# i think ima get a puffer too.



## blcknwitecuban (Apr 17, 2006)

i was thinking about getting a puffer for the 20L instead. i went to this really nice LFS and i saw they had spoted puffers and figure 8s. this one huge figure 8 came up to the glass and was soooo cute!! and i think both spotteds and figure 8's need at least a 15 or something.. so maybe i'll get one for the 20L.

and i still want multies.. so they can go in one of my left over 10g's... but how many can go in a 10g before it gets to full? they are both cute fishs so idk what ima do.. mayb get a 20g regular tank for the puffer... any suggestions or thoughts?

why are fish so cool?


----------



## blcknwitecuban (Apr 17, 2006)

& now that i think about it this doesnt belong in this section of the forums... huh?

can a mod move it?
how do i delete it??


----------



## karazy (Nov 2, 2007)

go with the figure 8's, they stay small and the gsp dont stay brackish, they get full salt as adults


----------



## blcknwitecuban (Apr 17, 2006)

can they fit in a 10g?
with alot of stimulating stuff...


----------



## karazy (Nov 2, 2007)

im pretty sure you con do a figure 8 in a 10.let me check...

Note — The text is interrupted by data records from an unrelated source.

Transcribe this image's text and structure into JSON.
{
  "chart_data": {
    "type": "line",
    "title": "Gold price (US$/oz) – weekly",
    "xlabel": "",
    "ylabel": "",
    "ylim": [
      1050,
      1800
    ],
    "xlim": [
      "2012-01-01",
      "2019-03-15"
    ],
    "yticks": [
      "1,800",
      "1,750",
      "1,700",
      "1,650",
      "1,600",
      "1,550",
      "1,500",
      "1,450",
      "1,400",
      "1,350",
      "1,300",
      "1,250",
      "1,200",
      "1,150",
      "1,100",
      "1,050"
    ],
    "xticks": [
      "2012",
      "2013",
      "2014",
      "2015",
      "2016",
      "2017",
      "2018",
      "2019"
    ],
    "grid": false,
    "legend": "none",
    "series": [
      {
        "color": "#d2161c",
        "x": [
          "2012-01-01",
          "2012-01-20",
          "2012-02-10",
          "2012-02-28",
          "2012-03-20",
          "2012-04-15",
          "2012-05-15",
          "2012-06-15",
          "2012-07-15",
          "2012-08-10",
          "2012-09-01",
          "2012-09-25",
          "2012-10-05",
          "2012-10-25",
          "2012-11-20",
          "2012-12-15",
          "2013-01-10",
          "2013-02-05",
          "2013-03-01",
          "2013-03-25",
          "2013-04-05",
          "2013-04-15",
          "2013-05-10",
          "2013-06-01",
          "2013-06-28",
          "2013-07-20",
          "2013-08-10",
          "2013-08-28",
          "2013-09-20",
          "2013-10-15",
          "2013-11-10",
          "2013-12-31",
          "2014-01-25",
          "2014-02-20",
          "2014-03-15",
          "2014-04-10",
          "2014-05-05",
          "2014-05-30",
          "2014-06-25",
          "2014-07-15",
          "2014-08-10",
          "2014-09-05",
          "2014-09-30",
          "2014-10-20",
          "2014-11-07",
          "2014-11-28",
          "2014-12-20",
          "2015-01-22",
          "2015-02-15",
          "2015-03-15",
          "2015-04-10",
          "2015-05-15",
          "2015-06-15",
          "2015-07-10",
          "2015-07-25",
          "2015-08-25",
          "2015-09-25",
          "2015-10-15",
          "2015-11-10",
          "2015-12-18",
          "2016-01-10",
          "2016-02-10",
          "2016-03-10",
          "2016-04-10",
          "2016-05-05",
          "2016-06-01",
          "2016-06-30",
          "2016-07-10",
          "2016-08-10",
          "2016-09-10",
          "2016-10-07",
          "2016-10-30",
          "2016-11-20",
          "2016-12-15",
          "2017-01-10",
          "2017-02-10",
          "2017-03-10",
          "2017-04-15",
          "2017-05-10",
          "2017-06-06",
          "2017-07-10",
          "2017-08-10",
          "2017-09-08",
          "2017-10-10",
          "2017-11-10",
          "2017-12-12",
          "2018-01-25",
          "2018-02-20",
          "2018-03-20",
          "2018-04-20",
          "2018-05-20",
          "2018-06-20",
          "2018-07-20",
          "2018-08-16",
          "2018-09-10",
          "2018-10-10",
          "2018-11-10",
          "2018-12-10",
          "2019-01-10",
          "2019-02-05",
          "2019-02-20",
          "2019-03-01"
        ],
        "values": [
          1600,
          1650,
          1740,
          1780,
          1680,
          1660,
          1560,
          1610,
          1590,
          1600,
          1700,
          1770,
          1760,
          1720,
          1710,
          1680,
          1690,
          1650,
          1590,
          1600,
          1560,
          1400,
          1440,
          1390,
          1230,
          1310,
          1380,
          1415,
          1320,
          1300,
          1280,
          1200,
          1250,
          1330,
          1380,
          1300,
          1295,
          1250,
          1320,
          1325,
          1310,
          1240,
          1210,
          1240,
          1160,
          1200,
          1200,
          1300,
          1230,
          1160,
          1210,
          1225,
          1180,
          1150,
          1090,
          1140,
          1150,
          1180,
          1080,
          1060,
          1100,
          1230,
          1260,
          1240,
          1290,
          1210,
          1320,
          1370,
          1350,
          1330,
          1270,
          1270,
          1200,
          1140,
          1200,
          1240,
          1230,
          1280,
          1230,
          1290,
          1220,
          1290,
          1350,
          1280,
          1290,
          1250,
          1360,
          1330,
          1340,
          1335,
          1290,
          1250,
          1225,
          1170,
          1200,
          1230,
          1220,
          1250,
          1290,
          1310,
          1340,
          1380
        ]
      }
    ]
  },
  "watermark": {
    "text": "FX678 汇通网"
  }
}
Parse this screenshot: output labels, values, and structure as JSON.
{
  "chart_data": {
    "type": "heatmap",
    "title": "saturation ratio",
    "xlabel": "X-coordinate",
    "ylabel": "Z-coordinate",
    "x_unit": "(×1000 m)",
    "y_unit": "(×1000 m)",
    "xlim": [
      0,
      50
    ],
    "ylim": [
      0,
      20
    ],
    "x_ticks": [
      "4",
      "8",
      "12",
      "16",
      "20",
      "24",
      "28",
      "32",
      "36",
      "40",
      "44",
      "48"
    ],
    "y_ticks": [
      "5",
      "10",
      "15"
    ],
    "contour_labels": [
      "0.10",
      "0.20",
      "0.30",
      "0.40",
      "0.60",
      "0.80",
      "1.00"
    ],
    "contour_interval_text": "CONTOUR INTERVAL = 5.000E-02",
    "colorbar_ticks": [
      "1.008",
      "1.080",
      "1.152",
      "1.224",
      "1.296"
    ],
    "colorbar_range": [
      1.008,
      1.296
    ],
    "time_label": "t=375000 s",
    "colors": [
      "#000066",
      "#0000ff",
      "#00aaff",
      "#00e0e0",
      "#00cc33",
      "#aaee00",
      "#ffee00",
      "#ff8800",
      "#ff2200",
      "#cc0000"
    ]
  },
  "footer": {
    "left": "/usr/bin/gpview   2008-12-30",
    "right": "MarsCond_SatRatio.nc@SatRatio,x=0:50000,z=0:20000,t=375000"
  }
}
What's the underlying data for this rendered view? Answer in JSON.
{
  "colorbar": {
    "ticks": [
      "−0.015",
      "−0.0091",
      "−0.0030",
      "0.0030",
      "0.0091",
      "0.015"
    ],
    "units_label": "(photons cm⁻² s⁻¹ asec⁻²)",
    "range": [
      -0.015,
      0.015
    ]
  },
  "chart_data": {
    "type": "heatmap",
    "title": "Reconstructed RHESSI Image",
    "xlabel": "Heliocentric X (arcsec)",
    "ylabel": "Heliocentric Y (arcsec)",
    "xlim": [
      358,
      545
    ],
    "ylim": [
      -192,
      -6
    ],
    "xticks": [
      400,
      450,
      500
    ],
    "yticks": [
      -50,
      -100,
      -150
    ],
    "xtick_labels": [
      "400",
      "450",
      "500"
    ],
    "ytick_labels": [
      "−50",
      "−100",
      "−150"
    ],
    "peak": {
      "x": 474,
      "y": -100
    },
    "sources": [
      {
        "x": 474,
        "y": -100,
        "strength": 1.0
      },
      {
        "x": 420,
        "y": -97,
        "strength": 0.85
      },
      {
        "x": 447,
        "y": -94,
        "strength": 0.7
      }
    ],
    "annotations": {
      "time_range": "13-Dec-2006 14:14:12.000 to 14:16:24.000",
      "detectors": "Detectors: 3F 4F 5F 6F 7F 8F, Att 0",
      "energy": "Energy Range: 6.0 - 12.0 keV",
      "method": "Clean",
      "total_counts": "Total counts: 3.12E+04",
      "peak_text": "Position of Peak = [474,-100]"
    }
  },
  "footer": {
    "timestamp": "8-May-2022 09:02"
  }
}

heres a page http://freshaquarium.about.com/cs/otherfish1/p/figure8puffer.htm


----------



## blcknwitecuban (Apr 17, 2006)

Yay! I'm gonna do some more research and go to the basement to get the 10g. I'll get it next week or maybe this weekend. I can't wait! I think I'll grab some peat tomorrow too.

I had a dp and was able to get him to eat bloodworms and stuff but is it just as easy for figure 8's? And I know they still need snails. Can they bite through MTSs? 

I think ill be able to have have my cake and eat it too!!! Ahh


----------



## karazy (Nov 2, 2007)

just remember, figure 8 puffs are BRACKISH


----------



## Guest (Jun 27, 2008)

Puffers are pretty messy fish and produce alot of waste, so while 1 would be ok in a 10g with a really good filter and regular water changes, 20g would be better. 

They are slight brackish from what I can tell. There is a ton of mixed info though....but I would do slight brackish because more trustworthy sites say this.


----------



## Guest (Jun 27, 2008)

Figure eights like an SG around 1.005 and 1.008. A 20 gallon would be a very nice size tank for one. They love frozen bloodworms and mysis and they do need snails for their teeth. I wouldn't go with MTS though, as their shells are a bit hard. Small pond snails do the trick and some LFS will be willing to give them away, as they're such a pest to planted tanks.


----------



## blcknwitecuban (Apr 17, 2006)

well i have millions and billions of MTS's in all my tanks.. so should he not be in a tank with them at all? i had my 29 drained for a month but now that water is in it i still see the tracks..

& some like puffer expert (i think) says that puffers in the wild are FW but they do better in SW. he also said mollies are like that too but im not sur.e.. so i would have him in a BW tank. im just worried that if i get the multis for a 10g that the colony wont get big.. i guess i could switch em up.

i might be able to buy a whole 20g aquarium but that doesn't seem to be in my budget at the moment. also i have to measure my dresser to see if i can even fit one on there... i dont think a 15g is much better than the 10 gallon huh?


----------



## COM (Mar 15, 2008)

A 15L has the same footprint as a 20H. Go with the 20H, the puffer will be happier. Also, since the 20H is so much more common, it will probably end up being cheaper.


----------



## Cory Lover (Dec 5, 2006)

blcknwitecuban said:


> well i have millions and billions of MTS's in all my tanks.. so should he not be in a tank with them at all? i had my 29 drained for a month but now that water is in it i still see the tracks..
> 
> & some like puffer expert (i think) says that puffers in the wild are FW but they do better in SW. he also said mollies are like that too but im not sur.e.. so i would have him in a BW tank. im just worried that if i get the multis for a 10g that the colony wont get big.. i guess i could switch em up.
> 
> i might be able to buy a whole 20g aquarium but that doesn't seem to be in my budget at the moment. also i have to measure my dresser to see if i can even fit one on there... i dont think a 15g is much better than the 10 gallon huh?


I have an Dwarf Puffer (smaller then the type you are planning to get), and he loves eating MTS. When I look into the tank, I always see freshly empty MTS snail shells with one precise bite hole in them.


----------



## Guest (Jun 27, 2008)

blcknwitecuban said:


> im just worried that if i get the multis for a 10g that the colony wont get big


Actually the colony will eventually outgrow a 10g unless you get rid of some fish. But if you start with only a pair or 2 pair, it will take some time before they get too crowded.


----------



## blcknwitecuban (Apr 17, 2006)

hmmm.. mayb i'll get a few multies for the 10g and a puffer for the 20L. and get another 20g and put the puffer in there and switch the multies to the 20L.


----------